Der gute vi(m) ist auf den LiveCDs standardmäßig vorhanden. 

Unter anderem um die Stage Archive nicht unnötig zu vergrößern gibt es nur einen Editor, und da ist nano für diesen Zweck die optimalere Wahl, auch wenn ich selbst vim Nutzer bin. Weiterhin ist der Thread sicherlich ein [DUP] ... und um welchen "Standard" es geht würde mich auch interessieren; zumal auch Debian afaik standardmäßig nur mit nano daher kommt ....

----------

## Neo_0815

 *dertobi123 wrote:*   

> Der gute vi(m) ist auf den LiveCDs standardmäßig vorhanden. 
> 
> Unter anderem um die Stage Archive nicht unnötig zu vergrößern gibt es nur einen Editor, und da ist nano für diesen Zweck die optimalere Wahl, auch wenn ich selbst vim Nutzer bin. Weiterhin ist der Thread sicherlich ein [DUP] ... und um welchen "Standard" es geht würde mich auch interessieren; zumal auch Debian afaik standardmäßig nur mit nano daher kommt ....

 

Meine Debian Installationen haben alle einen vi default - welche Version nimmst du denn?

MfG

----------

## dertobi123

 *Neo_0815 wrote:*   

> Meine Debian Installationen haben alle einen vi default - welche Version nimmst du denn?

 

Woody, absolute Minimalinstallation.

----------

## Neo_0815

Hm also die Sarge ones haben vi.

MfG

----------

## Romses

Hmmm...

Dann müsste ich also einen 3. Editor lernen.

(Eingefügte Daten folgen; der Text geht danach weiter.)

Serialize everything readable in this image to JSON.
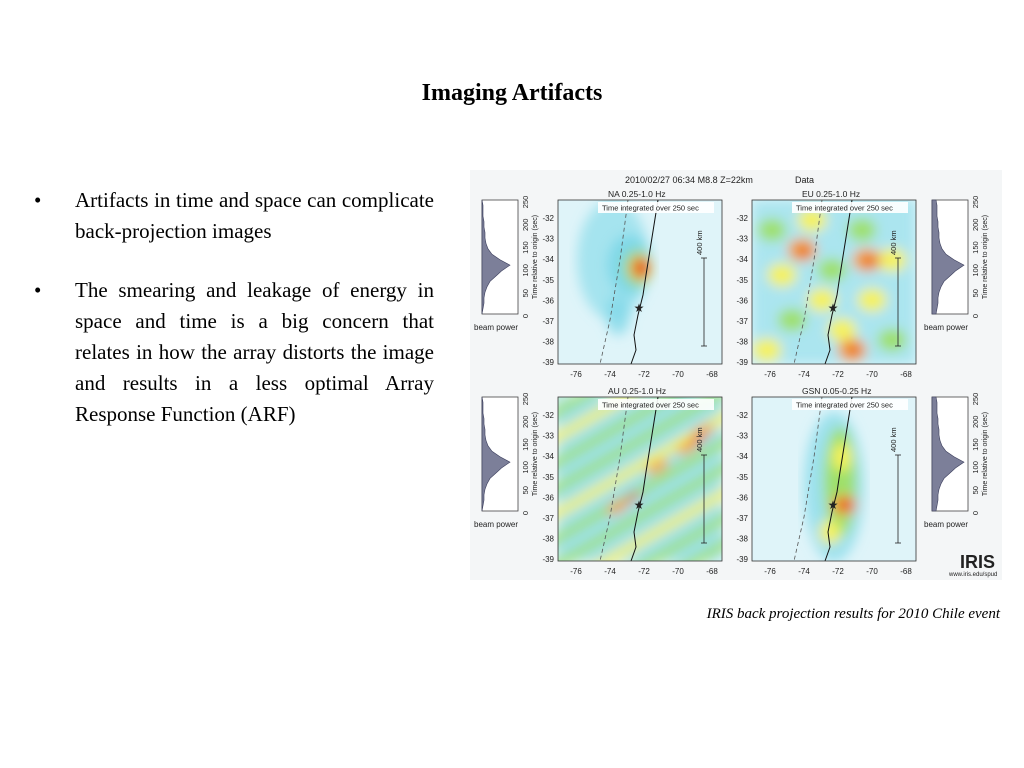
{
  "slide": {
    "title": "Imaging Artifacts",
    "bullets": [
      {
        "marker": "•",
        "text": "Artifacts in time and space can complicate back-projection images"
      },
      {
        "marker": "•",
        "text": "The smearing and leakage of energy in space and time is a big concern that relates in how the array distorts the image and results in a less optimal Array Response Function (ARF)"
      }
    ],
    "caption": "IRIS back projection results for 2010 Chile  event"
  },
  "figure": {
    "header": "2010/02/27 06:34  M8.8  Z=22km",
    "header_right": "Data",
    "integrated_label": "Time integrated over 250 sec",
    "scale_label": "400 km",
    "beam_power_label": "beam power",
    "time_axis_label": "Time relative to origin (sec)",
    "time_ticks": [
      "0",
      "50",
      "100",
      "150",
      "200",
      "250"
    ],
    "lat_ticks": [
      "-32",
      "-33",
      "-34",
      "-35",
      "-36",
      "-37",
      "-38",
      "-39"
    ],
    "lon_ticks": [
      "-76",
      "-74",
      "-72",
      "-70",
      "-68"
    ],
    "logo_text": "IRIS",
    "logo_url_text": "www.iris.edu/spud",
    "panels": [
      {
        "id": "na",
        "label": "NA  0.25-1.0 Hz",
        "pattern": "blob"
      },
      {
        "id": "eu",
        "label": "EU  0.25-1.0 Hz",
        "pattern": "noisy"
      },
      {
        "id": "au",
        "label": "AU  0.25-1.0 Hz",
        "pattern": "stripes"
      },
      {
        "id": "gsn",
        "label": "GSN  0.05-0.25 Hz",
        "pattern": "vertical"
      }
    ],
    "colors": {
      "low": "#dff4f9",
      "mid": "#7fd8e8",
      "green": "#9ee06a",
      "yellow": "#f7f25a",
      "orange": "#f59a2a",
      "red": "#e4201c"
    }
  }
}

Neben nano und joe nun auch vim?

Ich persönlich würde nicht umsteigen, allerdings sind Editoren ja auch nicht gerade Platzverschwender.

Wie wäre es denn, nano und vim auf den cd's zu installieren, und dem User die Wahl zu lassen?

Gruß Romses

----------

## dertobi123

 *Romses wrote:*   

> Wie wäre es denn, nano und vim auf den cd's zu installieren, und dem User die Wahl zu lassen?

 

Wie ich bereits erwähnte, ist dies bereits der Fall.

----------

## pablo_supertux

 *Neo_0815 wrote:*   

> Hm also die Sarge ones haben vi.
> 
> MfG

 

hey, hier ist es total egal, was debian hat oder nicht, Fakt ist:

 vi(m) ist beliebt und viele Distris haben es

 das ist aber kein Grund, ein "Standard" zu definieren, wo drauf steht, vi ist Pflich, an welche Stelle von POSIX-Standard steht das?

 vim sehr nett ist, aber ganz ungeeignet, wenn man damit noch nie gearbeitet hat

 nano seine Arbeit extrem gut erledigt, wenn man das System aufsetzt

 emerge vim zu machen und dann vim weiter benutzen

Ich sehe keinen Grund, warum vim Standard sein soll, ich bin dagegen, obwohl ich selber ein vim Fanatiker und alles damit schreibe.

----------

## bbgermany

 *pablo_supertux wrote:*   

>  *Neo_0815 wrote:*   Hm also die Sarge ones haben vi.
> 
> MfG 
> 
> hey, hier ist es total egal, was debian hat oder nicht, Fakt ist:
> ...

 

da hast du wohl recht. aber vielleicht kann man vim mit in die standard installation aufnehmen. ich persönlich bevorzuge nämlich auch eher vi als einen anderen, obwohl ich früher auch mehr mit joe oder pico gearbeitet habe  :Very Happy: 

----------

## 76062563

Jedes Mal wenn ich schau ist Gleichstand... und zwar auf die Stimme genau  :Smile: 

----------

## l3u

Ich benutze immer gern vim, aber nano reicht doch für das, was man macht, bis man das installierte system bootet, vollkommen aus, oder? Und wenn man partout Gentoo mit vim installieren will, dann muß man halt z.B. Knoppix booten und damit Gentoo installieren statt mit der Live-CD. Da wird dann schon vim dabei sein.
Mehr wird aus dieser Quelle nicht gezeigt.